Regular exercise can also help to alleviate cramps. Exercising might be the last thing you want to do when you’re in pain, but even low intensity exercise can help.
Try walking or gentle yoga if you don’t have the energy to do anything more intense.
Another non-medicinal way to treat cramps is with a heating pad. The heat can have a soothing effect on tight muscles and can reduce the severity of cramps.
When you have your period, you might want to curl up in a ball in bed and watch Gilmore Girls reruns while devouring a tub of chocolate ice cream.
As tempting as this sounds, it’s probably not the best thing for you.
Certain bad habits, such as remaining sedentary or eating junk food, can actually make period cramps worse.
Try to avoid:
- Junk food (foods that are high in sodium, sugar, or fat)
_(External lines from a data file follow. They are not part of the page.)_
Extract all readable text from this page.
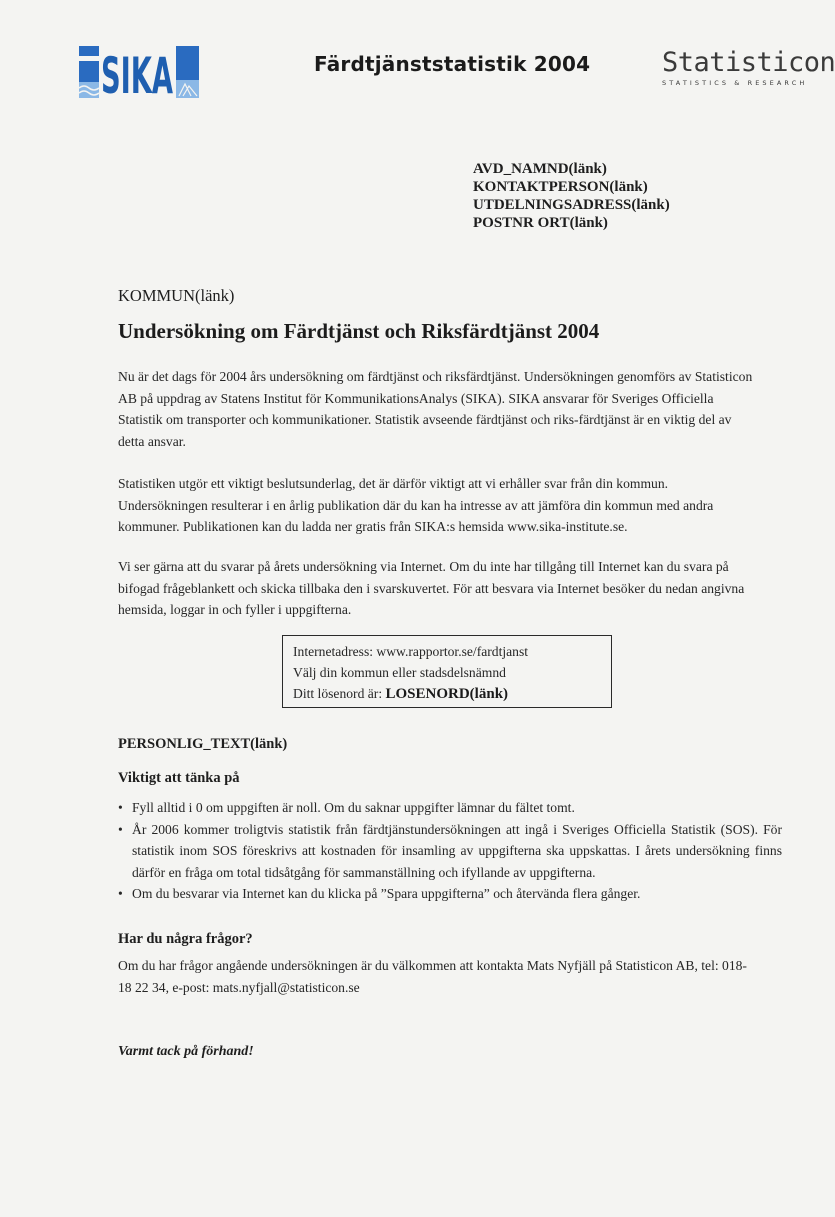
SIKA	Färdtjänststatistik 2004	Statisticon
STATISTICS & RESEARCH
AVD_NAMND(länk)
KONTAKTPERSON(länk)
UTDELNINGSADRESS(länk)
POSTNR ORT(länk)
KOMMUN(länk)
Undersökning om Färdtjänst och Riksfärdtjänst 2004
Nu är det dags för 2004 års undersökning om färdtjänst och riksfärdtjänst. Undersökningen genomförs av Statisticon AB på uppdrag av Statens Institut för KommunikationsAnalys (SIKA). SIKA ansvarar för Sveriges Officiella Statistik om transporter och kommunikationer. Statistik avseende färdtjänst och riks-färdtjänst är en viktig del av detta ansvar.
Statistiken utgör ett viktigt beslutsunderlag, det är därför viktigt att vi erhåller svar från din kommun. Undersökningen resulterar i en årlig publikation där du kan ha intresse av att jämföra din kommun med andra kommuner. Publikationen kan du ladda ner gratis från SIKA:s hemsida www.sika-institute.se.
Vi ser gärna att du svarar på årets undersökning via Internet. Om du inte har tillgång till Internet kan du svara på bifogad frågeblankett och skicka tillbaka den i svarskuvertet. För att besvara via Internet besöker du nedan angivna hemsida, loggar in och fyller i uppgifterna.
Internetadress: www.rapportor.se/fardtjanst
Välj din kommun eller stadsdelsnämnd
Ditt lösenord är: LOSENORD(länk)
PERSONLIG_TEXT(länk)
Viktigt att tänka på
• Fyll alltid i 0 om uppgiften är noll. Om du saknar uppgifter lämnar du fältet tomt.
• År 2006 kommer troligtvis statistik från färdtjänstundersökningen att ingå i Sveriges Officiella Statistik (SOS). För statistik inom SOS föreskrivs att kostnaden för insamling av uppgifterna ska uppskattas. I årets undersökning finns därför en fråga om total tidsåtgång för sammanställning och ifyllande av uppgifterna.
• Om du besvarar via Internet kan du klicka på ”Spara uppgifterna” och återvända flera gånger.
Har du några frågor?
Om du har frågor angående undersökningen är du välkommen att kontakta Mats Nyfjäll på Statisticon AB, tel: 018-18 22 34, e-post: mats.nyfjall@statisticon.se
Varmt tack på förhand!
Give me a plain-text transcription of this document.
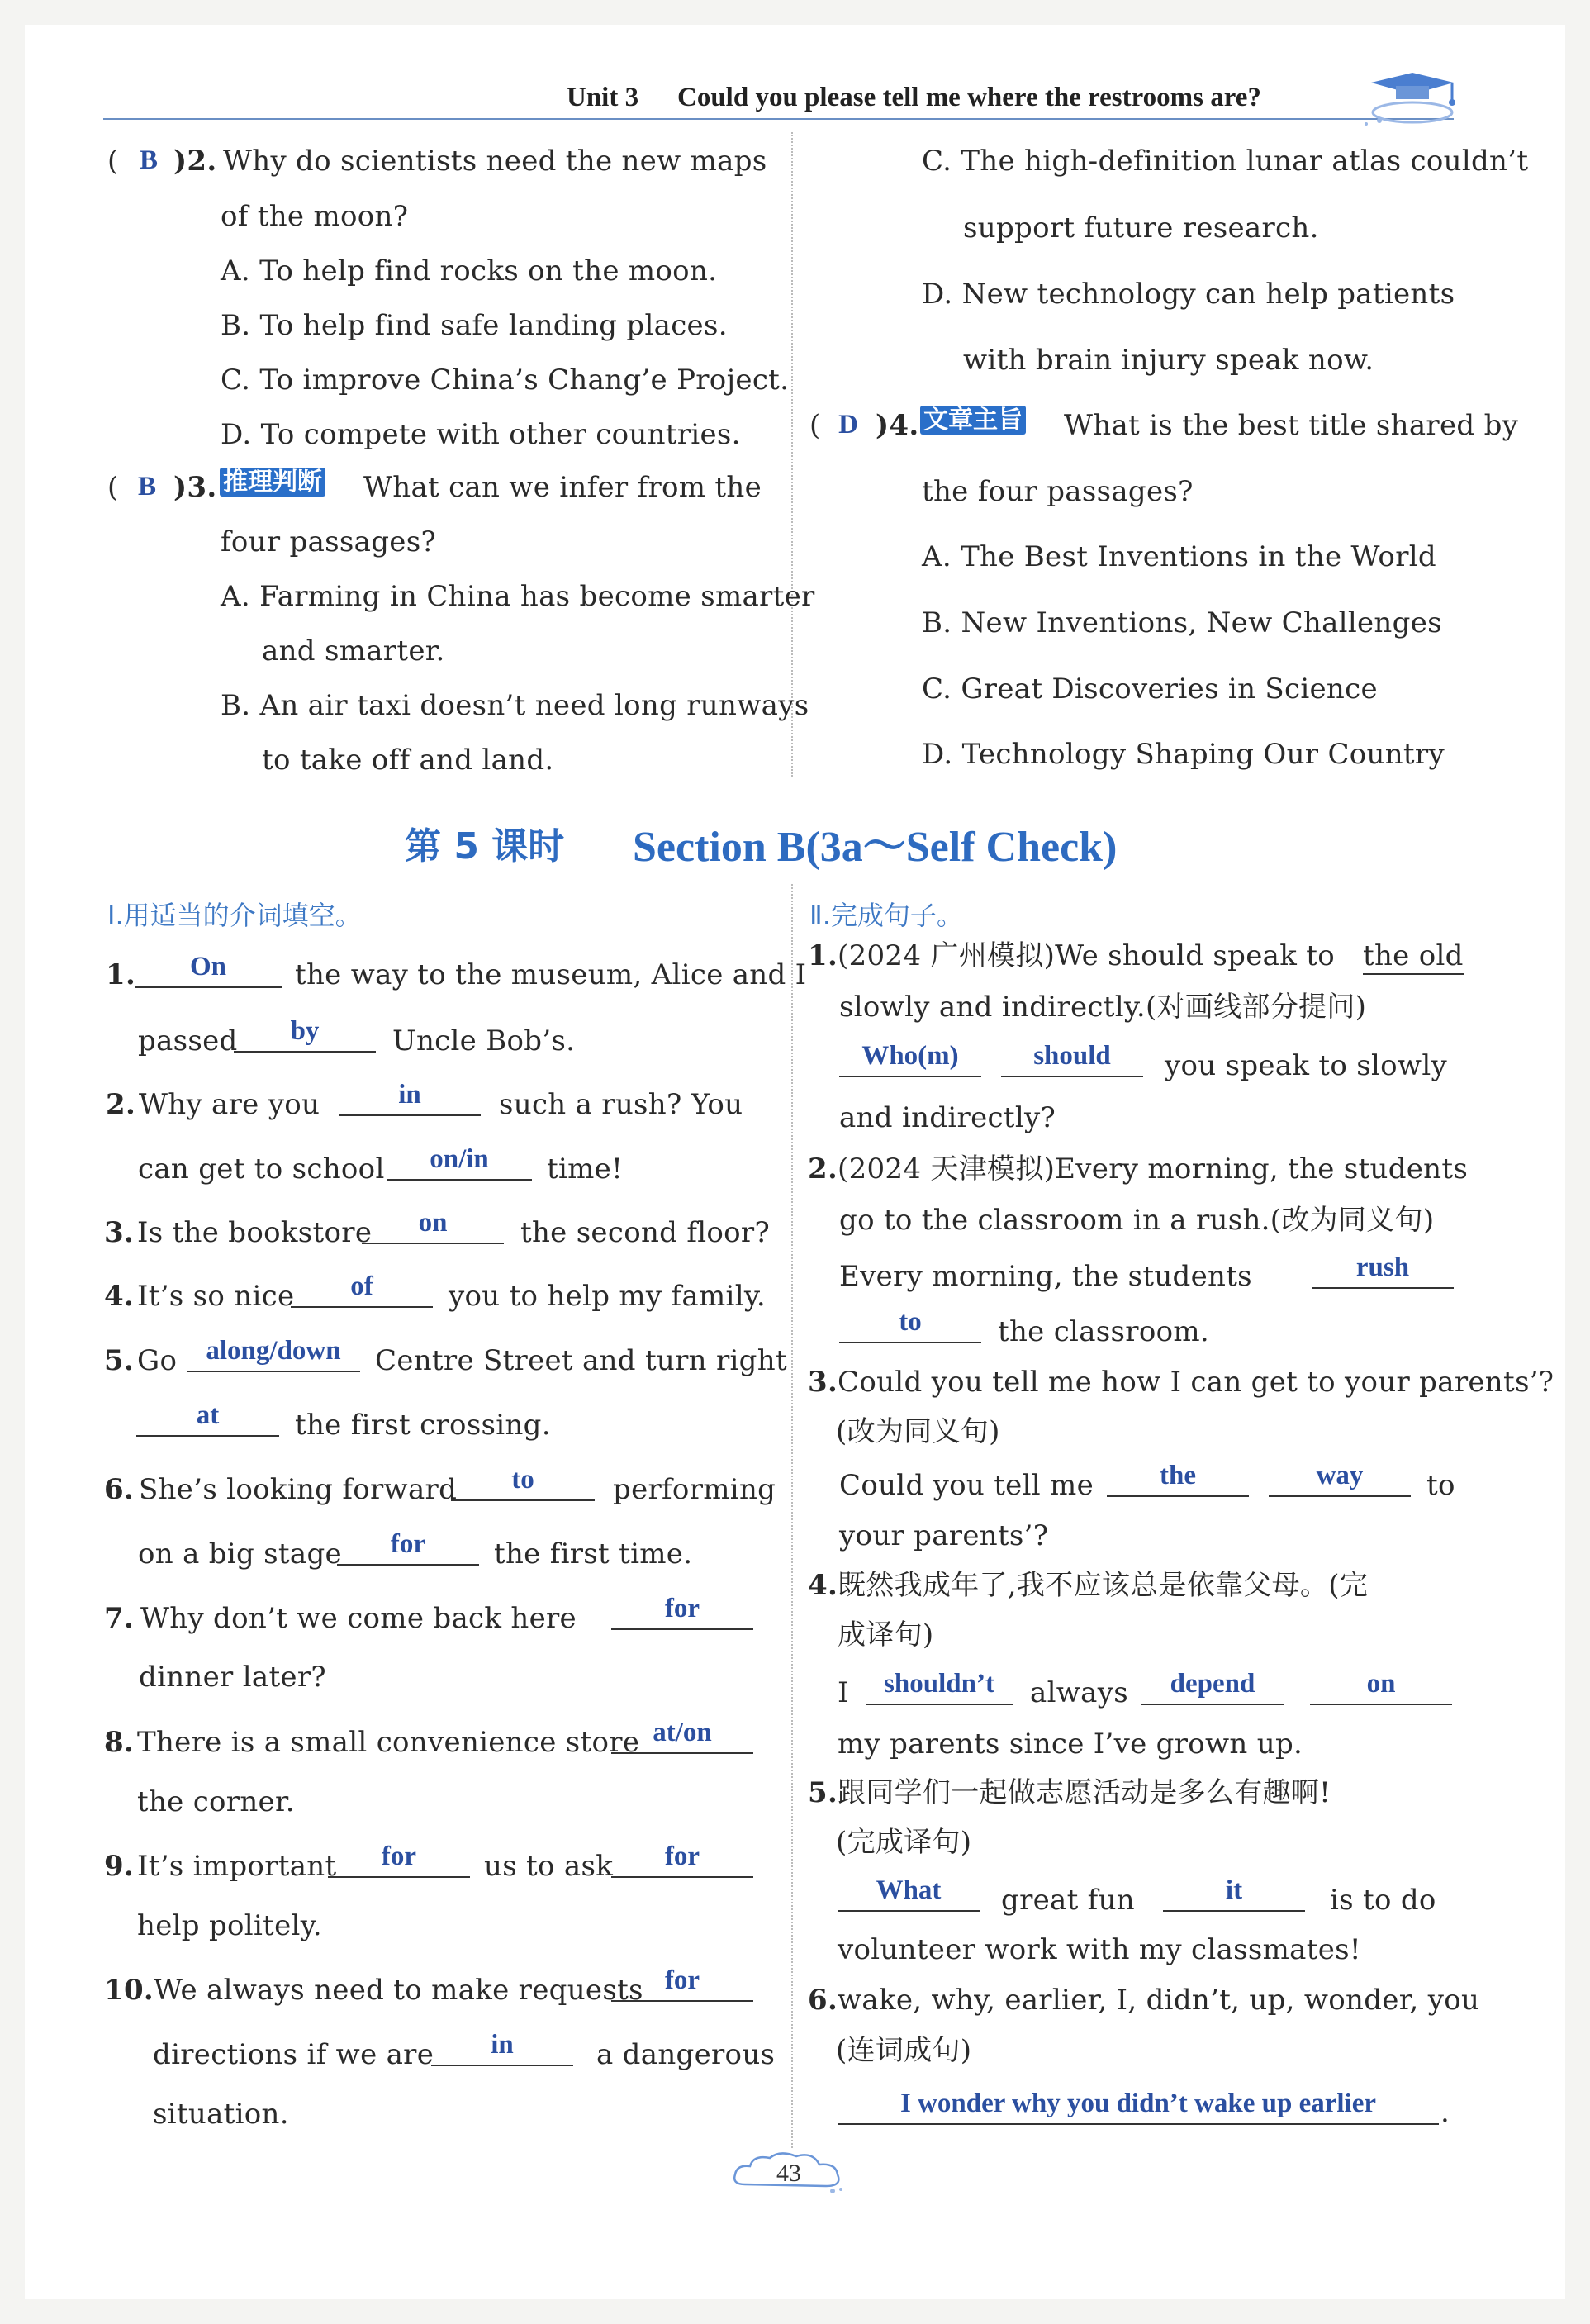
Unit 3 Could you please tell me where the restrooms are?
( B )2. Why do scientists need the new maps
of the moon?
A. To help find rocks on the moon.
B. To help find safe landing places.
C. To improve China’s Chang’e Project.
D. To compete with other countries.
( B )3. 推理判断 What can we infer from the
four passages?
A. Farming in China has become smarter
and smarter.
B. An air taxi doesn’t need long runways
to take off and land.
C. The high-definition lunar atlas couldn’t
support future research.
D. New technology can help patients
with brain injury speak now.
( D )4. 文章主旨 What is the best title shared by
the four passages?
A. The Best Inventions in the World
B. New Inventions, New Challenges
C. Great Discoveries in Science
D. Technology Shaping Our Country
第 5 课时 Section B(3a～Self Check)
Ⅰ.用适当的介词填空。
1.	On	the way to the museum, Alice and I
passed	by	Uncle Bob’s.
2. Why are you	in	such a rush? You
can get to school	on/in	time!
3. Is the bookstore	on	the second floor?
4. It’s so nice	of	you to help my family.
5. Go	along/down	Centre Street and turn right
at	the first crossing.
6. She’s looking forward	to	performing
on a big stage	for	the first time.
7. Why don’t we come back here	for
dinner later?
8. There is a small convenience store at/on
the corner.
9. It’s important	for	us to ask	for
help politely.
10. We always need to make requests for
directions if we are	in	a dangerous
situation.
Ⅱ.完成句子。
1. (2024 广州模拟)We should speak to the old
slowly and indirectly.(对画线部分提问)
Who(m)	should	you speak to slowly
and indirectly?
2. (2024 天津模拟)Every morning, the students
go to the classroom in a rush.(改为同义句)
Every morning, the students	rush
to	the classroom.
3. Could you tell me how I can get to your parents’?
(改为同义句)
Could you tell me	the	way	to
your parents’?
4. 既然我成年了,我不应该总是依靠父母。(完
成译句)
I	shouldn’t	always	depend	on
my parents since I’ve grown up.
5. 跟同学们一起做志愿活动是多么有趣啊!
(完成译句)
What	great fun	it	is to do
volunteer work with my classmates!
6. wake, why, earlier, I, didn’t, up, wonder, you
(连词成句)
I wonder why you didn’t wake up earlier	.
43
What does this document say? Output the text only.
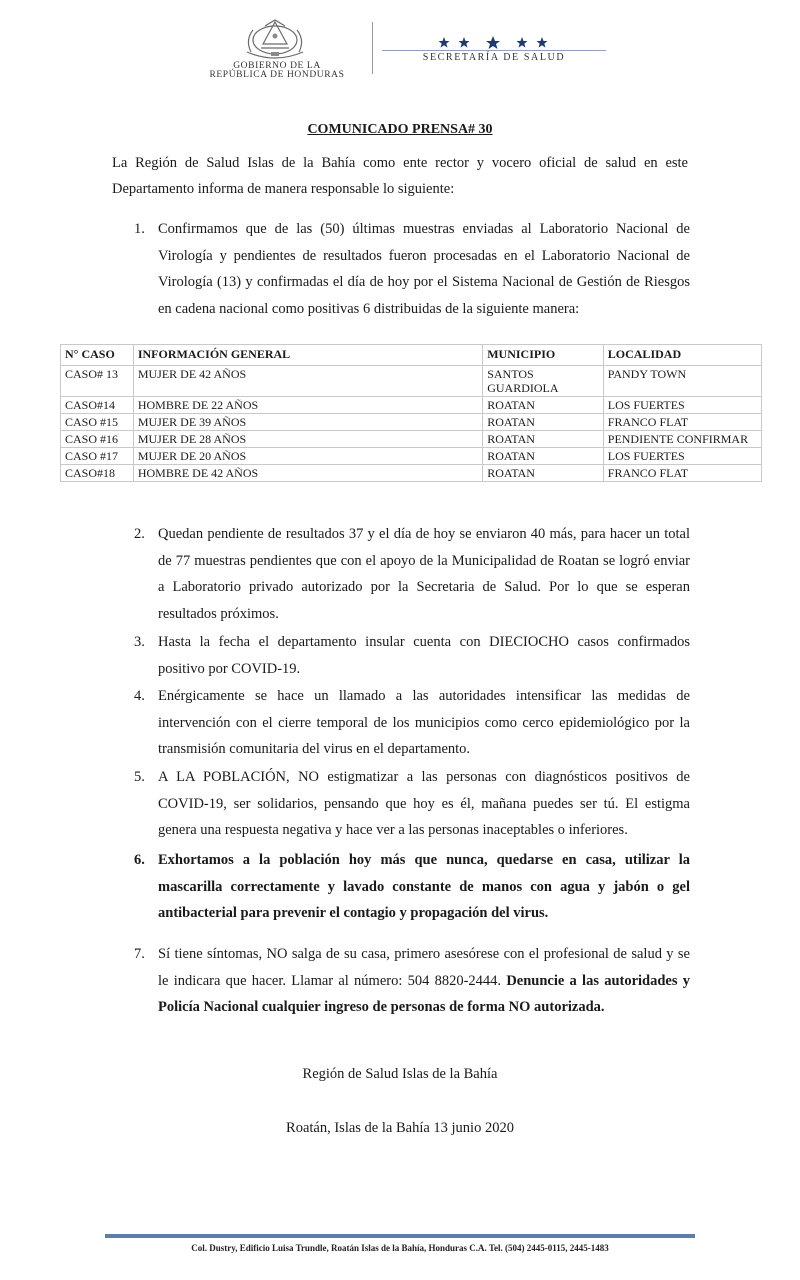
GOBIERNO DE LA
REPÚBLICA DE HONDURAS
SECRETARÍA DE SALUD
COMUNICADO PRENSA# 30

La Región de Salud Islas de la Bahía como ente rector y vocero oficial de salud en este Departamento informa de manera responsable lo siguiente:

1. Confirmamos que de las (50) últimas muestras enviadas al Laboratorio Nacional de Virología y pendientes de resultados fueron procesadas en el Laboratorio Nacional de Virología (13) y confirmadas el día de hoy por el Sistema Nacional de Gestión de Riesgos en cadena nacional como positivas 6 distribuidas de la siguiente manera:
N° CASO	INFORMACIÓN GENERAL	MUNICIPIO	LOCALIDAD
CASO# 13	MUJER DE 42 AÑOS	SANTOS GUARDIOLA	PANDY TOWN
CASO#14	HOMBRE DE 22 AÑOS	ROATAN	LOS FUERTES
CASO #15	MUJER DE 39 AÑOS	ROATAN	FRANCO FLAT
CASO #16	MUJER DE 28 AÑOS	ROATAN	PENDIENTE CONFIRMAR
CASO #17	MUJER DE 20 AÑOS	ROATAN	LOS FUERTES
CASO#18	HOMBRE DE 42 AÑOS	ROATAN	FRANCO FLAT
2. Quedan pendiente de resultados 37 y el día de hoy se enviaron 40 más, para hacer un total de 77 muestras pendientes que con el apoyo de la Municipalidad de Roatan se logró enviar a Laboratorio privado autorizado por la Secretaria de Salud. Por lo que se esperan resultados próximos.
3. Hasta la fecha el departamento insular cuenta con DIECIOCHO casos confirmados positivo por COVID-19.
4. Enérgicamente se hace un llamado a las autoridades intensificar las medidas de intervención con el cierre temporal de los municipios como cerco epidemiológico por la transmisión comunitaria del virus en el departamento.
5. A LA POBLACIÓN, NO estigmatizar a las personas con diagnósticos positivos de COVID-19, ser solidarios, pensando que hoy es él, mañana puedes ser tú. El estigma genera una respuesta negativa y hace ver a las personas inaceptables o inferiores.
6. Exhortamos a la población hoy más que nunca, quedarse en casa, utilizar la mascarilla correctamente y lavado constante de manos con agua y jabón o gel antibacterial para prevenir el contagio y propagación del virus.
7. Sí tiene síntomas, NO salga de su casa, primero asesórese con el profesional de salud y se le indicara que hacer. Llamar al número: 504 8820-2444. Denuncie a las autoridades y Policía Nacional cualquier ingreso de personas de forma NO autorizada.
Región de Salud Islas de la Bahía
Roatán, Islas de la Bahía 13 junio 2020
Col. Dustry, Edificio Luisa Trundle, Roatán Islas de la Bahía, Honduras C.A. Tel. (504) 2445-0115, 2445-1483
- Sitting or laying down for long periods of time (try to get a little exercise instead)
- Painkillers that contain aspirin, which is a blood thinner
In addition to being painful, heavy periods can be downright embarrassing. No one wants to deal with a period leak on their pants while they’re at school or work. Ugh!
Not only is it awkward, but leaks can also be a lot of work. Cleaning clothes and bed sheets every time you get your period is a major hassle.
The solution? Period-proof underwear!
Knix’s comfy period-proof underwear is both affordable and effective. A typical pair of these undies costs just $22-$24, and they provide worry-free protection.
How does it work? An extra absorbent pad with leak resistant backing is built into the underwear, and the pad is so thin, you won’t even notice it!
If exercising and eating a healthy diet doesn’t cut it, try over the counter medications. Just make sure to avoid anything that contains aspirin.
Aspirin is a blood thinner and it can make heavy periods worse. If you’re still in a lot of pain and nothing seems to do the trick, it might be a good idea to visit your doctor.
Visit the Doc
Your doctor may suggest a prescription medication or birth control pills to help manage your heavy flow and painful cramps.
Birth control reduces certain hormones which can reduce the severity of cramps in many women.
In many cases, heavy periods are not a cause for concern. However, menorrhagia can be a symptom of a health problem, such as:
- Hormonal imbalance
- Fibroids or polyps
- A bleeding disorder, such as Von Willebrand’s
Make sure to talk to your doctor if you’re concerned about your heavy periods. Many women don’t because they’re embarrassed or no one takes them seriously.
Doctors were always dismissive about my menorrhagia and other bleeding symptoms. I struggled with awful periods for nearly 20 years before I was finally diagnosed with a rare bleeding disorder called Factor V deficiency.
If you feel like your doctor isn’t listening to you, be persistent or see another doctor. You know your body better than anyone else does!
Tackling Heavy Periods
Heavy periods can be embarrassing and uncomfortable to talk about, but it’s time that we discussed this issue openly.
Millions of women struggle with difficult periods and many of them suffer in silence. Try the tips above to help manage your periods and make sure to see a doctor if needed.
***Disclaimer: I am not a medical professional. The tips in this article are not meant to replace the advice of a trained physician. Always consult your doctor for medical advice.